Rising prices and uncertainty from the Trump administration’s trade policy have slowed consumer spending, posing fresh challenges to CEO Richard Dickson’s turnaround strategy to revitalise the company’s brands.
For the quarter ended 2nd August, Gap’s comparable sales rose 1%, missing the 2.26% growth expected by analysts.
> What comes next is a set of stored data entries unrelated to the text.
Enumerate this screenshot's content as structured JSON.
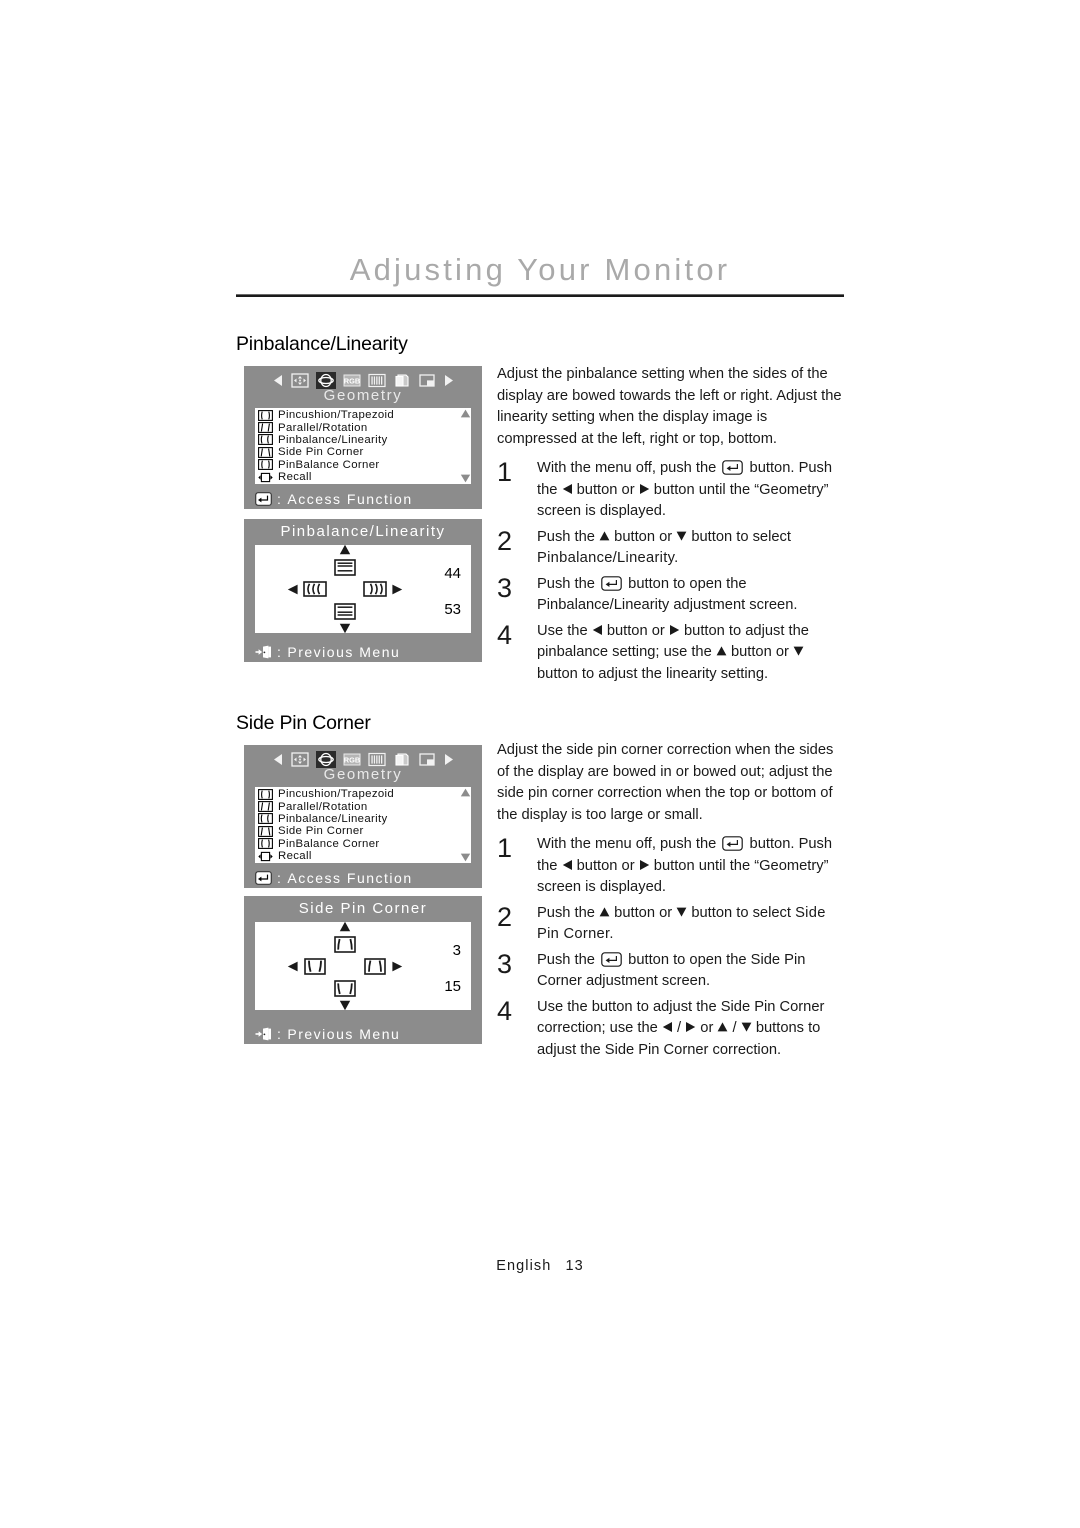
{
  "header": {
    "title": "Adjusting Your Monitor"
  },
  "sections": [
    {
      "heading": "Pinbalance/Linearity",
      "intro": "Adjust the pinbalance setting when the sides of the display are bowed towards the left or right. Adjust the linearity setting when the display image is compressed at the left, right or top, bottom.",
      "steps": [
        {
          "num": "1",
          "line1_a": "With the menu off, push the",
          "line1_b": "button.",
          "line2_a": "Push the",
          "line2_b": "button or",
          "line2_c": "button until the",
          "line3": "“Geometry” screen is displayed."
        },
        {
          "num": "2",
          "line1_a": "Push the",
          "line1_b": "button or",
          "line1_c": "button to select",
          "line2": "Pinbalance/Linearity."
        },
        {
          "num": "3",
          "line1_a": "Push the",
          "line1_b": "button to open the",
          "line2": "Pinbalance/Linearity adjustment screen."
        },
        {
          "num": "4",
          "line1_a": "Use the",
          "line1_b": "button or",
          "line1_c": "button to adjust the",
          "line2_a": "pinbalance setting; use the",
          "line2_b": "button or",
          "line3_b": "button to adjust the linearity setting."
        }
      ]
    },
    {
      "heading": "Side Pin Corner",
      "intro": "Adjust the side pin corner correction when the sides of the display are bowed in or bowed out; adjust the side pin corner correction when the top or bottom of the display is too large or small.",
      "steps": [
        {
          "num": "1",
          "line1_a": "With the menu off, push the",
          "line1_b": "button.",
          "line2_a": "Push the",
          "line2_b": "button or",
          "line2_c": "button until the",
          "line3": "“Geometry” screen is displayed."
        },
        {
          "num": "2",
          "line1_a": "Push the",
          "line1_b": "button or",
          "line1_c": "button to select",
          "line2": "Side Pin Corner."
        },
        {
          "num": "3",
          "line1_a": "Push the",
          "line1_b": "button to open the Side Pin",
          "line2": "Corner adjustment screen."
        },
        {
          "num": "4",
          "line1": "Use the button to adjust the Side Pin Corner",
          "line2_a": "correction; use the",
          "line2_b": "/",
          "line2_c": "or",
          "line2_d": "/",
          "line3_b": "buttons to adjust the Side Pin Corner",
          "line4": "correction."
        }
      ]
    }
  ],
  "osd": {
    "geometry_menu": {
      "category_title": "Geometry",
      "iconbar": [
        "left-arrow-icon",
        "position-icon",
        "geometry-icon",
        "rgb-icon",
        "moire-icon",
        "osd-icon",
        "information-icon",
        "right-arrow-icon"
      ],
      "selected_icon_index": 2,
      "items": [
        {
          "icon": "pincushion-trapezoid-icon",
          "label": "Pincushion/Trapezoid"
        },
        {
          "icon": "parallel-rotation-icon",
          "label": "Parallel/Rotation"
        },
        {
          "icon": "pinbalance-linearity-icon",
          "label": "Pinbalance/Linearity"
        },
        {
          "icon": "side-pin-corner-icon",
          "label": "Side Pin Corner"
        },
        {
          "icon": "pinbalance-corner-icon",
          "label": "PinBalance Corner"
        },
        {
          "icon": "recall-icon",
          "label": "Recall"
        }
      ],
      "footer_label": "Access Function",
      "footer_icon": "enter-key-icon"
    },
    "pinbalance_adjust": {
      "title": "Pinbalance/Linearity",
      "value_top": "44",
      "value_bottom": "53",
      "footer_label": "Previous Menu",
      "footer_icon": "exit-door-icon"
    },
    "sidepin_adjust": {
      "title": "Side Pin Corner",
      "value_top": "3",
      "value_bottom": "15",
      "footer_label": "Previous Menu",
      "footer_icon": "exit-door-icon"
    }
  },
  "footer": {
    "language": "English",
    "page_number": "13"
  },
  "colors": {
    "osd_background": "#8c8c8c",
    "osd_panel": "#ffffff",
    "header_title": "#a9a9a9",
    "rule": "#1a1a1a",
    "body_text": "#1a1a1a"
  }
}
Net sales increased slightly to US $ 3.73 billion, broadly in line with estimates compiled by LSEG.
Sales at the company’s budget-friendly Old Navy and namesake Gap brands each rose 1%, but its higher-priced Banana Republic and Athleta labels posted declines, with Athleta falling 11% as weakness in athleisure continued.
Analyst Sky Canaves of EMarketer noted that Dickson had delivered on his pledge to reinvigorate the Gap brand but added that it remained uncertain whether he could achieve the same for Athleta, where sales continue to slip.
The company now expects annual operating margin between 6.7% and 7%, down from 7.4% in 2024. This outlook factors in a tariff impact of 100 to 110 basis points, equivalent to US $ 150 million to US $ 175 million.
Canaves added that margins could erode further as the year progresses, citing tariff impacts and a heavily promotional holiday season.
In May, Gap projected tariff-related costs of US $ 250 million to US $ 300 million and said it aimed to mitigate more than half while reducing reliance on imports from countries facing high US tariffs.